Unadjusted mean differences between baseline and follow-up were computed using paired samples t-test and adjusted mean differences for both models and instruments were determined by using the repeated measures ANCOVA whilst adjusting for potential baseline covariates. Additionally, a subgroup analysis was also conducted to evaluate adjusted differences in EQ5D scores up among proportion of patients with two or more conditions and patients who had more than median contacts (≥12 contacts) with WellNet care team.

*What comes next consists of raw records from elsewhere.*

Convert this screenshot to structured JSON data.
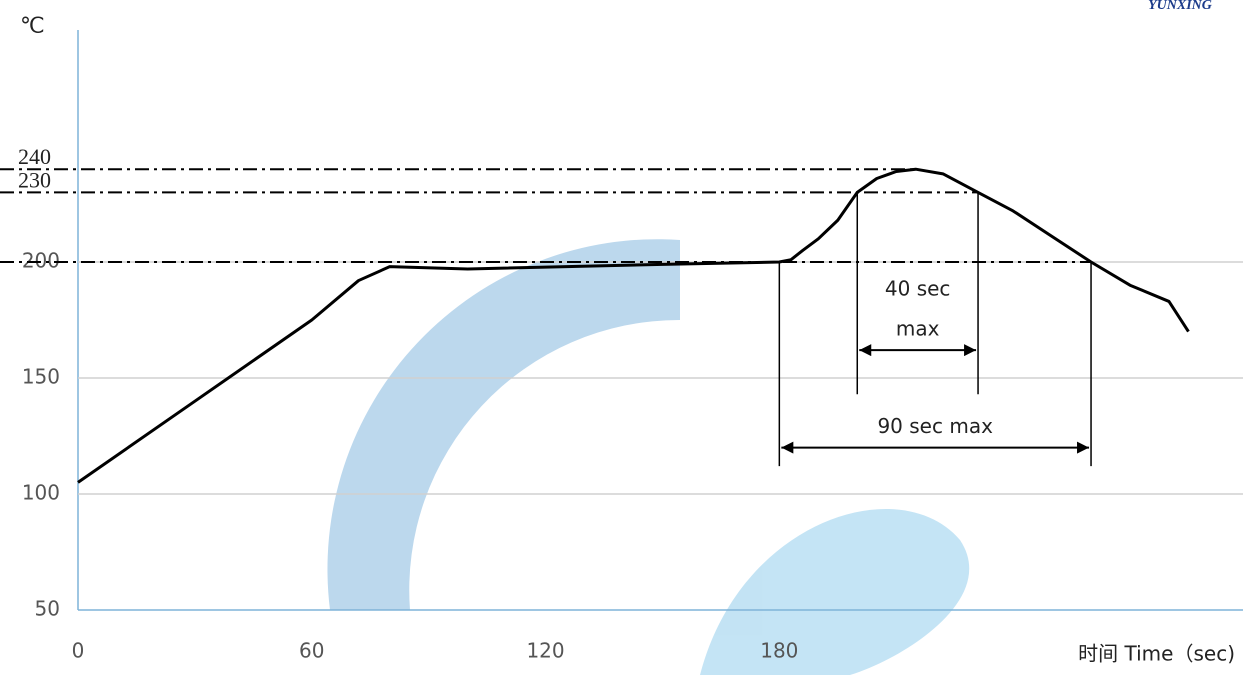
{
  "chart_data": {
    "type": "line",
    "logo": "YUNXING",
    "y_unit_label": "℃",
    "x_label": "时间 Time（sec)",
    "xlim": [
      0,
      299
    ],
    "xticks": [
      0,
      60,
      120,
      180
    ],
    "ylim": [
      50,
      300
    ],
    "yticks": [
      50,
      100,
      150,
      200
    ],
    "grid": true,
    "series": [
      {
        "color": "#000000",
        "x": [
          0,
          30,
          60,
          72,
          80,
          100,
          150,
          180,
          183,
          186,
          190,
          195,
          200,
          205,
          210,
          215,
          222,
          231,
          240,
          250,
          260,
          270,
          280,
          285
        ],
        "values": [
          105,
          140,
          175,
          192,
          198,
          197,
          199,
          200,
          201,
          205,
          210,
          218,
          230,
          236,
          239,
          240,
          238,
          230,
          222,
          211,
          200,
          190,
          183,
          170
        ]
      }
    ],
    "reference_lines": [
      {
        "value": 240,
        "label": "240",
        "until": 215
      },
      {
        "value": 230,
        "label": "230",
        "until": 231
      },
      {
        "value": 200,
        "until": 260
      }
    ],
    "spans": [
      {
        "label": [
          "40 sec",
          "max"
        ],
        "from": 200,
        "to": 231,
        "y": 162,
        "top": 230,
        "bottom": 143
      },
      {
        "label": [
          "90 sec max"
        ],
        "from": 180,
        "to": 260,
        "y": 120,
        "top": 200,
        "bottom": 112
      }
    ]
  }
}
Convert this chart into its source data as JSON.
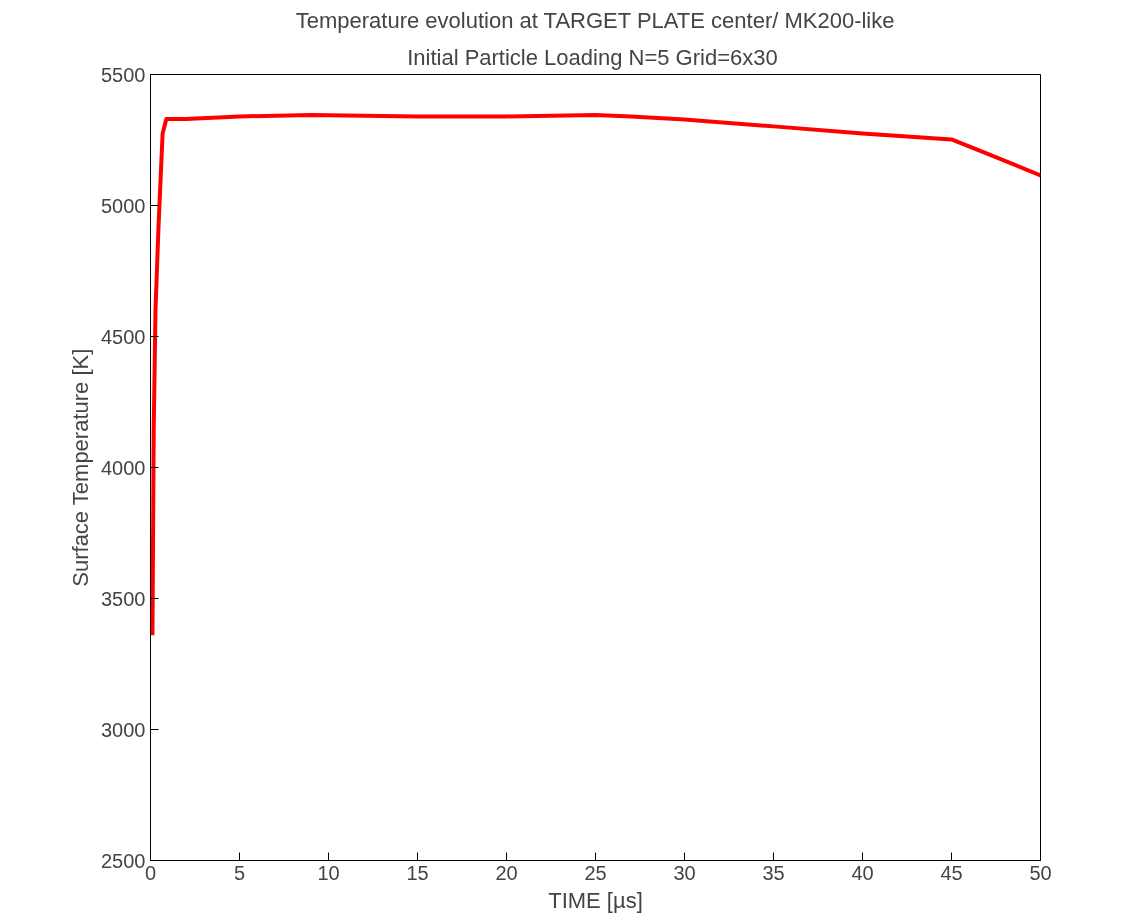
{
  "chart_data": {
    "type": "line",
    "title": "Temperature evolution at TARGET PLATE center/ MK200-like",
    "subtitle": "Initial Particle Loading N=5  Grid=6x30",
    "xlabel": "TIME [µs]",
    "ylabel": "Surface Temperature [K]",
    "x": [
      0.11,
      0.18,
      0.28,
      0.45,
      0.68,
      0.89,
      2,
      5,
      9,
      15,
      20,
      25,
      27,
      30,
      35,
      40,
      45,
      47,
      50
    ],
    "series": [
      {
        "color": "#ff0000",
        "values": [
          3360,
          4140,
          4600,
          4920,
          5275,
          5330,
          5330,
          5340,
          5345,
          5340,
          5340,
          5345,
          5340,
          5328,
          5302,
          5275,
          5252,
          5198,
          5115
        ]
      }
    ],
    "xlim": [
      0,
      50
    ],
    "xticks": [
      0,
      5,
      10,
      15,
      20,
      25,
      30,
      35,
      40,
      45,
      50
    ],
    "ylim": [
      2500,
      5500
    ],
    "yticks": [
      2500,
      3000,
      3500,
      4000,
      4500,
      5000,
      5500
    ],
    "grid": false,
    "marker": "none",
    "line_style": "solid"
  }
}
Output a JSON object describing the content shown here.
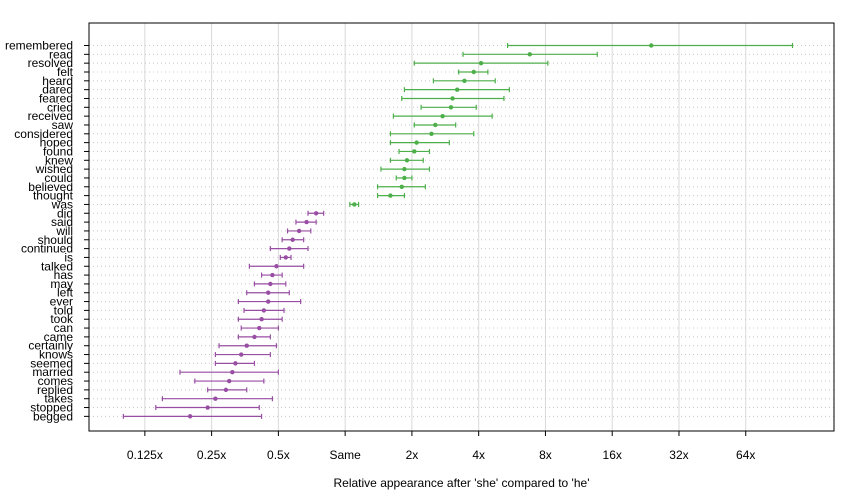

To determine predictors of change in EQ-5D over time, multivariable linear regression models were employed using post-EQ5D index scores as outcome variable. Post-EQ5D index scores were preferred over change scores (follow-up minus baseline) as outcome variable because change scores fail to allow for optimal control of the baseline imbalance owing to potential regression to the mean [37, 38]. Univariate linear regression was conducted for each variable separately and variables with p-value<0.20 were included in the multivariable model. The backward stepwise regression approach was used to reduce and create the final model while simultaneously assessing the fitness of model in order to avoid dropping of non-significant variables that may affect the model fitness. The final model constitutes variables, which when excluded, cause a prominent deviance change (p < 0.05) as compared to the corresponding X2 test statistic on the relevant degrees of freedom.
Finally, the internal consistency of EQ-5D, KOOS, and HOOS scales in this study were evaluated using Cronbach's alpha. All analyses were conducted using SPSS (version 25) and R statistical software.